Integrating Amazon Bedrock with TinyMCE’s AI Assistant allows you to add intelligent content assistance directly into your editor, giving users access to features like customizable prompts and an intuitive, familiar UI. This guide covers setting up your environment with Vite, configuring TinyMCE, and enabling Amazon Bedrock’s AI capabilities in your rich text editor.
Prerequisites
Before starting the integration, ensure you have the following:
- AWS Account: An active AWS account with access to Amazon Bedrock services.
- API Credentials: AWS credentials with Bedrock permissions.
- Node.js and NPM: A working environment with Node.js and npm installed.
- TinyMCE API Key: An active TinyMCE instance with a TinyMCE AI Assistant subscription.
Set up your Vite project
Create a new Vite project with vanilla JavaScript as the template:
npm create vite@latest tinymce-aws-bedrock-demo -- --template vanilla
cd tinymce-aws-bedrock-demo
Save your TinyMCE API key in a .env file so it can be injected into the project without exposing the key in your html file. Add the following to your .env file in the project’s root:
VITE_TINYMCE_API_KEY = your_real_tinymce_api_key;
Since import.meta.env can’t be directly accessed in HTML, add a placeholder script in index.html and use JavaScript to inject the TinyMCE script URL with the API key. Update index.html as follows:
<!DOCTYPE html>
<html lang="en">
<head>
<meta charset="UTF-8" />
<meta name="viewport" content="width=device-width, initial-scale=1.0" />
<title>TinyMCE and Amazon Bedrock Integration</title>
<!-- Placeholder for TinyMCE Script -->
<script id="tinymce-script-placeholder"></script>
</head>
<body>
<div class="container">
<textarea></textarea>
</div>
<script type="module" src="main.js"></script>
</body>
</html>
Next in main.js, replace the placeholder with the TinyMCE script URL using the API key from import.meta.env:
// Get the API key from the environment variable
const apiKey = import.meta.env.VITE_TINYMCE_API_KEY;
// Construct the TinyMCE script URL
const scriptURL = `<a href="https://cdn.tiny.cloud/1/$">https://cdn.tiny.cloud/1/$</a>{apiKey}/tinymce/7/tinymce.min.js`;
// Find the placeholder in the head and replace it with the actual script
const placeholder = document.getElementById("tinymce-script-placeholder");
const script = document.createElement("script");
script.src = scriptURL;
script.referrerPolicy = "origin";
// Replace the placeholder with the actual TinyMCE script
placeholder.replaceWith(script);
// Initialize TinyMCE after it loads
script.onload = () => {
tinymce.init({
selector: "textarea",
width: "1000px",
height: "500px",
plugins:
"anchor autolink charmap codesample emoticons image link lists media searchreplace table visualblocks wordcount",
toolbar:
"undo redo | blocks fontfamily fontsize | bold italic underline strikethrough | link image media table | align lineheight | numlist bullist indent outdent | emoticons charmap | removeformat",
});
};
Finally, start the Vite development server to load your setup:
npm run dev
This setup should initialize the TinyMCE editor with your configured toolbar and plugins, ready for use in your application similar to the screenshot below in localhost:8080
Install the AWS SDK for Bedrock
In this guide, we’ll use Node.js and the AWS SDK for JavaScript through the @aws-sdk/client-bedrock-runtime
package to interact with the Amazon Bedrock API, but you can use any development environment that supports the AWS SDKs.

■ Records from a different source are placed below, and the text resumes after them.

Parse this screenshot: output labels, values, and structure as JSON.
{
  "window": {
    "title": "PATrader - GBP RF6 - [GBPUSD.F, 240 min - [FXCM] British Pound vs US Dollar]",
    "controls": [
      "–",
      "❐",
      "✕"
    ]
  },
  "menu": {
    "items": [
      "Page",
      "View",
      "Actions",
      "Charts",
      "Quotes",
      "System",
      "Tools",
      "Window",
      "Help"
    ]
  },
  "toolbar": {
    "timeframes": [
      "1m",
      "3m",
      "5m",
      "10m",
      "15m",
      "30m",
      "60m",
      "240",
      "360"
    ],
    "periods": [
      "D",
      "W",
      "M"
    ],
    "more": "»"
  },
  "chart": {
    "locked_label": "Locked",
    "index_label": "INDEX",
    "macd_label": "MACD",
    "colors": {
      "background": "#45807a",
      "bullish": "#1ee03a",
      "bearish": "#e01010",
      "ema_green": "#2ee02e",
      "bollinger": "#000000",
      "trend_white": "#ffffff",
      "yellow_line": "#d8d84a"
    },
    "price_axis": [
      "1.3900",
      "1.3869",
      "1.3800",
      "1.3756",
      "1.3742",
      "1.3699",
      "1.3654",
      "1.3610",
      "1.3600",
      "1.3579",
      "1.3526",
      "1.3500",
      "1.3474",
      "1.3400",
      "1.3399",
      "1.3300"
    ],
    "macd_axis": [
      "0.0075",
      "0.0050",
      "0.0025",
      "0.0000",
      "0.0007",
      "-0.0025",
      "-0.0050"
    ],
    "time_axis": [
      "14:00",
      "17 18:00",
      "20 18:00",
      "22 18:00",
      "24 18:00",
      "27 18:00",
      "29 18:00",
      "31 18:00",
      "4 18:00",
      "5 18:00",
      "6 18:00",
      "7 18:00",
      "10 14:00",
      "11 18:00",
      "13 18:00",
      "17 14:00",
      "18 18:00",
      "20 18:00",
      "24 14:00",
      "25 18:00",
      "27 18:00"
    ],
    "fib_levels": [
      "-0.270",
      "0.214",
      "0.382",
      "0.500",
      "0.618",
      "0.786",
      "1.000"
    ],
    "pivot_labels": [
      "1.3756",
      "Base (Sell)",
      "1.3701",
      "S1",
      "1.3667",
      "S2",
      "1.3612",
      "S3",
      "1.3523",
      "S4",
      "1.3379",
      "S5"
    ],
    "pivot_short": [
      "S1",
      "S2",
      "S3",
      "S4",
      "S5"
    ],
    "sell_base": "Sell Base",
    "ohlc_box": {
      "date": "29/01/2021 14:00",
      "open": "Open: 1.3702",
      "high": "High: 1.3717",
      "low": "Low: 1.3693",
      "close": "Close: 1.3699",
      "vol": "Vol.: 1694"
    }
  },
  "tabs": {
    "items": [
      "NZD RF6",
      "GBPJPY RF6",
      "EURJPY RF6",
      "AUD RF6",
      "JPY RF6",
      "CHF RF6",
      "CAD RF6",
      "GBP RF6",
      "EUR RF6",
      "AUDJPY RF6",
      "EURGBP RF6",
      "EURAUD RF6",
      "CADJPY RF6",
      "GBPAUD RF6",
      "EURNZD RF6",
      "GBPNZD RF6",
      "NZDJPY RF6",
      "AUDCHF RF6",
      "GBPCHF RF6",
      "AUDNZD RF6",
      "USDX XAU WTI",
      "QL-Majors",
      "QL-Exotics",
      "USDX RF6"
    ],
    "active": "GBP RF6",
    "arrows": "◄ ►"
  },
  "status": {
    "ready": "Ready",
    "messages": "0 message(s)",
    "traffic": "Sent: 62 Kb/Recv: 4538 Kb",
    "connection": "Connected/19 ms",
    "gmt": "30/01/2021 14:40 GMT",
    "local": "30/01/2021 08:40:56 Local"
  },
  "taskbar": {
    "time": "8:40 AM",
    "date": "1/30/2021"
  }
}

To connect TinyMCE’s AI Assistant with Amazon Bedrock, start by installing the AWS SDK for JavaScript in your project:
npm install @aws-sdk/client-bedrock-runtime
This SDK allows TinyMCE to communicate with Bedrock’s models, enabling real-time responses directly within your editor.
Setup TinyMCE’s AI Assistant plugin
Configure this with the TinyMCE AI Amazon Bedrock integration guide by enabling the ai
plugin and defining the ai_request
function to handle streaming responses. Add aidialog
and aishortcuts
to the toolbar to allow user interaction with the AI features.
tinymce.init({
selector: "textarea",
width: "1000px",
height: "500px",
plugins:
"ai anchor autolink charmap codesample emoticons image link lists media searchreplace table visualblocks wordcount",
toolbar:
"aidialog aishortcuts | undo redo | blocks fontfamily fontsize | bold italic underline strikethrough | link image media table | align lineheight | numlist bullist indent outdent | emoticons charmap | removeformat",
ai_request,
});
This setup enables TinyMCE to connect with Amazon Bedrock’s AI capabilities, allowing users to interact with the AI Assistant directly within the editor.
Setting up AWS Bedrock API
Next we need to configure API calls to AWS Bedrock which means we will need API Keys. To use Amazon Bedrock with TinyMCE, you'll first need to set up your AWS environment:
- Create IAM User: In the AWS Management Console, create an IAM user with permissions to access Amazon Bedrock. Attach the necessary policies, such as AmazonBedrockFullAccess, to the user.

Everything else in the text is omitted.